Dans ses yeux azur d’un éclat espiègle, transparaît le tempérament indépendant d’une femme qui a toujours su se fier à son instinct pour tracer sa route, dans un univers qui se veut plutôt réservé aux hommes. Mélanie Lehoux, qui dans sa jeunesse, a joué sur la terre battue en compétition au niveau national, portant la casquette de capitaine d’équipe, a la trempe des sportifs mais aussi celle des entrepreneurs. C’est ce qui se dégage de cette chef d’entreprise et jeune mère de famille, dès les premiers échanges autour d’un café qui joueront les prolongations. À l’aube de la quarantaine, avec l’esprit d’une marathonienne, elle a su gagner des sets dans le milieu du BTP, malgré quelques déceptions.

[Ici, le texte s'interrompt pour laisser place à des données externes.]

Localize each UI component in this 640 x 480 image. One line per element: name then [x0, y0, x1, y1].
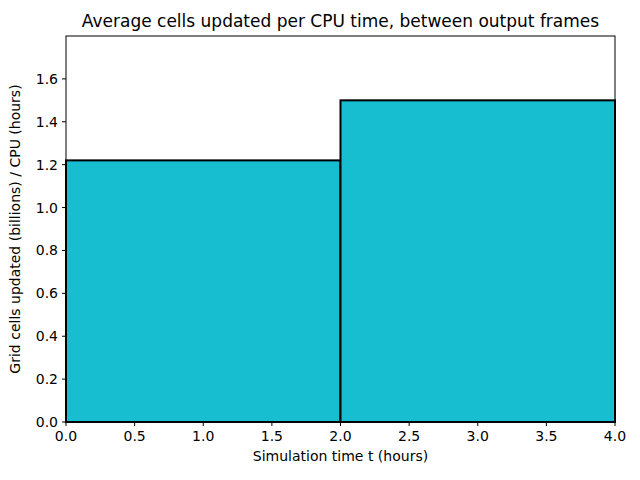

Au fil de son parcours, elle est devenue l’une des rares femmes à tenir les rênes d’une start-up spécialisée dans la tech et le bâtiment à l’échelle nationale, baptisée Ibat. De son propre aveu, porter l’étiquette d’une femme n’a pourtant pas été une gageure pour se frayer un chemin. Sa passion, son pragmatisme, son côté maternel et parfois ses « coups de gueule » ont fait sa réputation. « Je n’ai pas réfléchi comme ça et je ne me suis jamais posé la question, assure-t-elle. Pour moi être une femme ou un homme, ce n’est pas ce qui fait la différence. Je me suis intégrée en montrant ce que j’étais capable de faire et j’ai toujours eu soif de liberté. »
Forte d’une expérience sur les chantiers notamment en tant que conductrice de travaux, puis acheteuse et responsable des achats au sein du groupe Eiffage, elle a décidé, à l’issue d’un MBA, de faire valoir ses idées à travers la création d’Ibat, en 2016. Son ambition ? Alléger la charge administrative des professionnels du BTP responsables de la gestion financière des chantiers et des achats via des solutions digitales.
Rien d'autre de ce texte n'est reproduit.